Le cadre réglementaire du décret n° 2026-705 du 29 juillet 2026
Pour les DRH, la réforme nécessite de revoir les procédures mais invite surtout à repenser l’accompagnement des absences longues et du retour à l’emploi. Le décret n° 2026-705 du 29 juillet 2026 constitue une évolution majeure dans la gestion des congés pour raison de santé des agents titulaires et contractuels des trois versants de la fonction publique. Ce décret transpose plusieurs règles déjà applicables aux salariés, notamment en matière de prescription.
Plafonnement des durées d’arrêt et nouvelles obligations de prescription
Un agent public ne pourra plus faire l’objet d’un arrêt initial d’une durée supérieure à 31 jours et d’une prolongation de 62 jours. Ces dispositions ne s’appliquent pas au territoire de Mayotte. Surtout, la prolongation doit émaner du médecin prescripteur de l’arrêt initial faute de quoi la rémunération devra être suspendue.
Ce cadre propre aux agents publics le rapproche ainsi très concrètement des règles applicables aux agents du régime général depuis le 1er septembre dernier. Cette mesure doit attirer l’attention des services RH. Elle implique une vigilance accrue lors de la réception des arrêts et doit questionner sur la gestion quotidienne de la maladie ordinaire. Il est rappelé que la production d’un arrêté s’avère être nécessaire lors du placement d’un agent en congé de maladie ordinaire.

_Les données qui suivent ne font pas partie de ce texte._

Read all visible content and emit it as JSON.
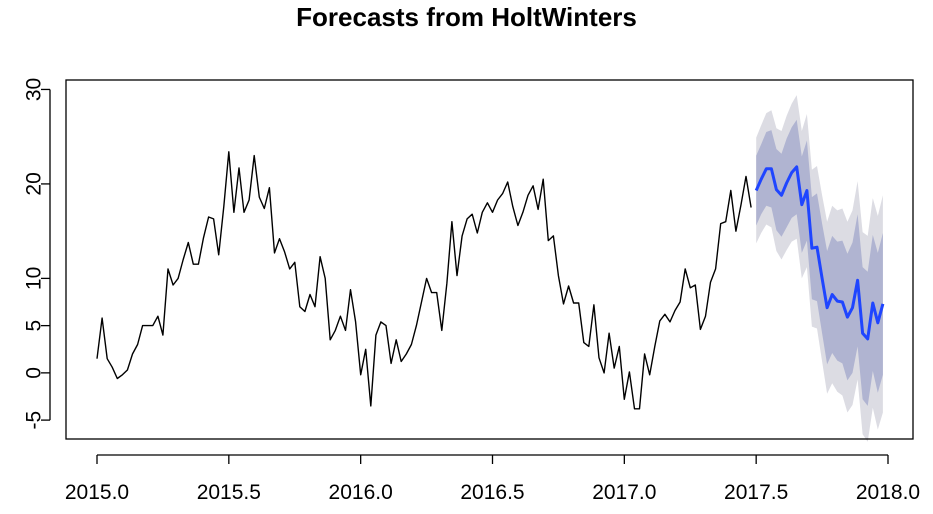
{
  "chart_data": {
    "type": "line",
    "title": "Forecasts from HoltWinters",
    "xlabel": "",
    "ylabel": "",
    "xlim": [
      2015.0,
      2018.0
    ],
    "ylim": [
      -7,
      31
    ],
    "x_ticks": [
      {
        "value": 2015.0,
        "label": "2015.0"
      },
      {
        "value": 2015.5,
        "label": "2015.5"
      },
      {
        "value": 2016.0,
        "label": "2016.0"
      },
      {
        "value": 2016.5,
        "label": "2016.5"
      },
      {
        "value": 2017.0,
        "label": "2017.0"
      },
      {
        "value": 2017.5,
        "label": "2017.5"
      },
      {
        "value": 2018.0,
        "label": "2018.0"
      }
    ],
    "y_ticks": [
      {
        "value": -5,
        "label": "-5"
      },
      {
        "value": 0,
        "label": "0"
      },
      {
        "value": 5,
        "label": "5"
      },
      {
        "value": 10,
        "label": "10"
      },
      {
        "value": 20,
        "label": "20"
      },
      {
        "value": 30,
        "label": "30"
      }
    ],
    "grid": false,
    "colors": {
      "observed": "#000000",
      "forecast": "#1f45ff",
      "band95": "#dcdce3",
      "band80": "#b0b4d1"
    },
    "series": [
      {
        "role": "observed",
        "x": [
          2015.0,
          2015.0192,
          2015.0385,
          2015.0577,
          2015.0769,
          2015.0962,
          2015.1154,
          2015.1346,
          2015.1538,
          2015.1731,
          2015.1923,
          2015.2115,
          2015.2308,
          2015.25,
          2015.2692,
          2015.2885,
          2015.3077,
          2015.3269,
          2015.3462,
          2015.3654,
          2015.3846,
          2015.4038,
          2015.4231,
          2015.4423,
          2015.4615,
          2015.4808,
          2015.5,
          2015.5192,
          2015.5385,
          2015.5577,
          2015.5769,
          2015.5962,
          2015.6154,
          2015.6346,
          2015.6538,
          2015.6731,
          2015.6923,
          2015.7115,
          2015.7308,
          2015.75,
          2015.7692,
          2015.7885,
          2015.8077,
          2015.8269,
          2015.8462,
          2015.8654,
          2015.8846,
          2015.9038,
          2015.9231,
          2015.9423,
          2015.9615,
          2015.9808,
          2016.0,
          2016.0192,
          2016.0385,
          2016.0577,
          2016.0769,
          2016.0962,
          2016.1154,
          2016.1346,
          2016.1538,
          2016.1731,
          2016.1923,
          2016.2115,
          2016.2308,
          2016.25,
          2016.2692,
          2016.2885,
          2016.3077,
          2016.3269,
          2016.3462,
          2016.3654,
          2016.3846,
          2016.4038,
          2016.4231,
          2016.4423,
          2016.4615,
          2016.4808,
          2016.5,
          2016.5192,
          2016.5385,
          2016.5577,
          2016.5769,
          2016.5962,
          2016.6154,
          2016.6346,
          2016.6538,
          2016.6731,
          2016.6923,
          2016.7115,
          2016.7308,
          2016.75,
          2016.7692,
          2016.7885,
          2016.8077,
          2016.8269,
          2016.8462,
          2016.8654,
          2016.8846,
          2016.9038,
          2016.9231,
          2016.9423,
          2016.9615,
          2016.9808,
          2017.0,
          2017.0192,
          2017.0385,
          2017.0577,
          2017.0769,
          2017.0962,
          2017.1154,
          2017.1346,
          2017.1538,
          2017.1731,
          2017.1923,
          2017.2115,
          2017.2308,
          2017.25,
          2017.2692,
          2017.2885,
          2017.3077,
          2017.3269,
          2017.3462,
          2017.3654,
          2017.3846,
          2017.4038,
          2017.4231,
          2017.4423,
          2017.4615,
          2017.4808
        ],
        "y": [
          1.5,
          5.8,
          1.5,
          0.6,
          -0.6,
          -0.2,
          0.3,
          2.0,
          3.0,
          5.0,
          5.0,
          5.0,
          6.0,
          4.0,
          11.0,
          9.3,
          10.0,
          12.0,
          13.8,
          11.5,
          11.5,
          14.3,
          16.5,
          16.3,
          12.5,
          17.6,
          23.4,
          17.0,
          21.7,
          17.0,
          18.3,
          23.0,
          18.6,
          17.4,
          19.6,
          12.7,
          14.2,
          12.8,
          11.0,
          11.7,
          7.0,
          6.5,
          8.3,
          7.0,
          12.3,
          10.0,
          3.5,
          4.5,
          6.0,
          4.5,
          8.8,
          5.4,
          -0.2,
          2.5,
          -3.5,
          4.0,
          5.4,
          5.0,
          1.0,
          3.5,
          1.2,
          2.0,
          3.0,
          5.0,
          7.5,
          10.0,
          8.5,
          8.5,
          4.5,
          9.5,
          16.0,
          10.3,
          14.5,
          16.3,
          16.8,
          14.8,
          17.0,
          18.0,
          17.0,
          18.3,
          19.0,
          20.2,
          17.6,
          15.6,
          17.0,
          18.8,
          19.8,
          17.3,
          20.5,
          14.0,
          14.5,
          10.3,
          7.3,
          9.2,
          7.4,
          7.4,
          3.2,
          2.8,
          7.2,
          1.6,
          0.0,
          4.2,
          0.5,
          2.8,
          -2.8,
          0.1,
          -3.8,
          -3.8,
          2.0,
          -0.2,
          2.8,
          5.5,
          6.2,
          5.4,
          6.6,
          7.5,
          11.0,
          9.0,
          9.3,
          4.6,
          6.0,
          9.6,
          11.0,
          15.8,
          16.0,
          19.3,
          15.0,
          17.8,
          20.8,
          17.5
        ]
      },
      {
        "role": "forecast",
        "x": [
          2017.5,
          2017.5192,
          2017.5385,
          2017.5577,
          2017.5769,
          2017.5962,
          2017.6154,
          2017.6346,
          2017.6538,
          2017.6731,
          2017.6923,
          2017.7115,
          2017.7308,
          2017.75,
          2017.7692,
          2017.7885,
          2017.8077,
          2017.8269,
          2017.8462,
          2017.8654,
          2017.8846,
          2017.9038,
          2017.9231,
          2017.9423,
          2017.9615,
          2017.9808
        ],
        "y": [
          19.3,
          20.5,
          21.6,
          21.6,
          19.4,
          18.8,
          20.1,
          21.2,
          21.8,
          17.8,
          19.3,
          13.2,
          13.3,
          10.0,
          6.9,
          8.3,
          7.6,
          7.5,
          5.9,
          6.9,
          9.8,
          4.2,
          3.6,
          7.4,
          5.3,
          7.3
        ]
      }
    ],
    "bands": [
      {
        "level": "95",
        "lower": [
          13.7,
          14.8,
          15.7,
          15.4,
          12.9,
          12.0,
          13.0,
          13.9,
          14.2,
          10.0,
          11.2,
          4.9,
          4.7,
          1.2,
          -2.2,
          -1.1,
          -2.0,
          -2.4,
          -4.2,
          -3.4,
          -0.7,
          -6.5,
          -7.3,
          -3.7,
          -6.0,
          -4.2
        ],
        "upper": [
          24.9,
          26.2,
          27.5,
          27.8,
          25.9,
          25.6,
          27.2,
          28.5,
          29.4,
          25.6,
          27.4,
          21.5,
          21.9,
          18.8,
          16.0,
          17.7,
          17.2,
          17.4,
          16.0,
          17.2,
          20.3,
          14.9,
          14.5,
          18.5,
          16.6,
          18.8
        ]
      },
      {
        "level": "80",
        "lower": [
          15.6,
          16.8,
          17.7,
          17.5,
          15.1,
          14.4,
          15.4,
          16.4,
          16.8,
          12.7,
          14.0,
          7.8,
          7.6,
          4.2,
          0.9,
          2.1,
          1.3,
          1.0,
          -0.8,
          0.0,
          2.8,
          -2.8,
          -3.5,
          0.2,
          -2.1,
          -0.2
        ],
        "upper": [
          23.0,
          24.2,
          25.5,
          25.7,
          23.7,
          23.2,
          24.8,
          26.0,
          26.8,
          22.9,
          24.6,
          18.6,
          19.0,
          15.8,
          12.9,
          14.5,
          13.9,
          14.0,
          12.6,
          13.8,
          16.8,
          11.2,
          10.7,
          14.6,
          12.7,
          14.8
        ]
      }
    ]
  }
}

La réforme renforce également les possibilités de contrôle
Indépendamment du contrôle médical qui peut toujours être effectué par un médecin agréé, l’administration peut désormais faire procéder à un contrôle administratif de l’arrêt de travail, par une personne dûment habilitée. Ces deux logiques de contrôle sont complémentaires et porte des aspects différents : la présence de l’agent en cas de contrôle administratif, la situation médicale pour ce qui relève du médecin agréé. Rappelons que le médecin du travail, dans la fonction publique, n’a pas de compétence en matière de contrôle de la maladie et que le médecin conseil de la sécurité sociale n’a de compétence que pour les agents contractuels.
Le contrôle administratif porte sur la présence de l’agent à son domicile ou sur son lieu de repos lorsque les sorties ne sont pas autorisées, ainsi que pendant les heures durant lesquelles sa présence est obligatoire.
Les conséquences financières et juridiques en cas d’absence injustifiée
Les conséquences du refus de contrôle ou d’une absence injustifiée sont importantes : le versement de la rémunération est interrompu jusqu’à la fin de l’arrêt concerné. La période correspondante reste néanmoins comptabilisée dans la durée du congé. Ces dispositions sont prévues, notamment pour la fonction publique territoriale, par le nouvel article 26-1 du décret du 30 juillet 1987. Des dispositions comparables sont introduites dans les deux autres versants.
Pour les employeurs publics, cette faculté nouvelle ne doit toutefois pas conduire à faire du contrôle la principale politique de lutte contre l’absentéisme.
Surtout, cette faculté suppose de formaliser précisément les conditions dans lesquelles ces contrôles sont décidés et réalisés : personnes habilitées, traçabilité, respect de la vie privée, information de l’agent et procédure permettant de caractériser une absence injustifiée.